In München findet jedes Jahr das größte Volksfest der Welt statt, das von einigen als eine jährliche humanitäre Katastrophe bezeichnet wird. Man kann viel streiten über den Sinn des Massenbesäufnisses, man kann über Sexismus und Gewalt reden. Über die vielen Notarzteinsätze wegen Alkoholvergiftungen und Schlägereien, über Spießertum, Bussibussigesellschaft, alte und neue Nazis und der Verfall der Tradition. Aber um all das soll es hier nur höchstens am Rande gehen. Vielmehr soll es darum gehen wie aus dem großen öffentlichen Volksfest ganz langsam eine exklusive Veranstaltung wird und wie die „Sicherheit“ dabei ein durchschaubarer Vorwand ist für eine weitere Kommerzialisierung.
Vorweg: Natürlich ist die Wiesn kommerzialisiert. Das Oktoberfest war immer schon ein kommerzialisiertes Bavaria-Disneyland, für das viele längst ausgestorbene Traditionen ausgegraben oder neu erfunden wurden, um dem großen Münchner Fest den Anstrich einer Ursprünglichkeit zu geben, die weder die Stadt noch das Fest haben.
So wie allgemein im Deutschland der 1800er Jahre von Künstler*innen und Autor*innen retroaktiv eine gemeinsame Deutsche Kultur kanonisiert wurde, so eben auch in Bayernspezifische. Das Ergebnis dieser retroaktiven Kanonisierung von Kultur sind dann eben die Volksfeste, die einer Jahrhunderte alten Tradition entsprechen sollen, was sie aber nicht tun. Die Wiesn ist nicht Ausdruck der Jahrhunderte alten Kultur dieser Region, sondern von deren Kommerzialisierung im 18. Jahrhundert. Die Behauptung die Wiesn sei das „größte Volksfest“ der Welt stimmt nur deswegen, weil das Wort „Volksfest“ ein Deutsches ist und andere Feste und Feierlichkeiten im Rest der Welt damit aktiv ausgeklammert werden. Das einzige was definitiv stimmt ist, dass die Wiesn das größte Oktoberfest der Welt ist. Alles andere ist Fake.
Das mag für die Bayerischen Wiesn Enthusiast*innen wie eine Blasphemie wirken, weil das Oktoberfest sich so tief in das kulturelle Verständnis von Bayern eingeprägt hat, das reale Prä-Wiesnkultur der Region völlig vergessen ist, aber es muss nun einmal gesagt werden: Disneyland ist nicht echt. Es macht Spaß für die denen es Spaß macht, aber es ist und war immer schon Fake und Kommerz.
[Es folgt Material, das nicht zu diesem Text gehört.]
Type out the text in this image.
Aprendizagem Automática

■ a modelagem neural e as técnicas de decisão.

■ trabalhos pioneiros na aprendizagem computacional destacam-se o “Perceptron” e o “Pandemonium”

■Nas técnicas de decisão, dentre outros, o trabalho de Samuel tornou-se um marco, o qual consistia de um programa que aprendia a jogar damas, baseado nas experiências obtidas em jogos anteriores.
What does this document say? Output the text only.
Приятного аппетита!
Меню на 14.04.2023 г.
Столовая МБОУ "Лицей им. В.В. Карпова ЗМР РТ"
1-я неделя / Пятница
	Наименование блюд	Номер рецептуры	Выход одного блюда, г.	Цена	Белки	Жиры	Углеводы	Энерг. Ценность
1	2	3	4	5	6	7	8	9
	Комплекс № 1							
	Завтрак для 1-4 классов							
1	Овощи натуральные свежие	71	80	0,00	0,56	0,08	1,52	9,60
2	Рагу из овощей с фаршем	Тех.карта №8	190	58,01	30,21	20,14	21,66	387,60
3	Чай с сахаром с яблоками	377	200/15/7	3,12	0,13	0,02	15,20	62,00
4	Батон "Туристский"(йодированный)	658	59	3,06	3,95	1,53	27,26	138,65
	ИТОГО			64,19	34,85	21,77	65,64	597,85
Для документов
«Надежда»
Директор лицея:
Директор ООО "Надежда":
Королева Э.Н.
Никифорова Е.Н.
Trotzdem gibt es einen wichtigen Unterschied anzuerkennen zwischen unserem Bavaria-Disneyland hier in München in den Resorts in Amerika:
Die amerikanischen Disneylands stehen außerhalb der Stadt auf irgendeiner ehemaligen Wiese, sind mit Zäunen umspannt und können nur mit Eintrittskarte betreten werden. Die Münchner Wiesn hingegen steht mitten in der Stadt auf einer schlecht begrünten Schotterfläche und kann jederzeit ohne Eintrittskarte betreten werden.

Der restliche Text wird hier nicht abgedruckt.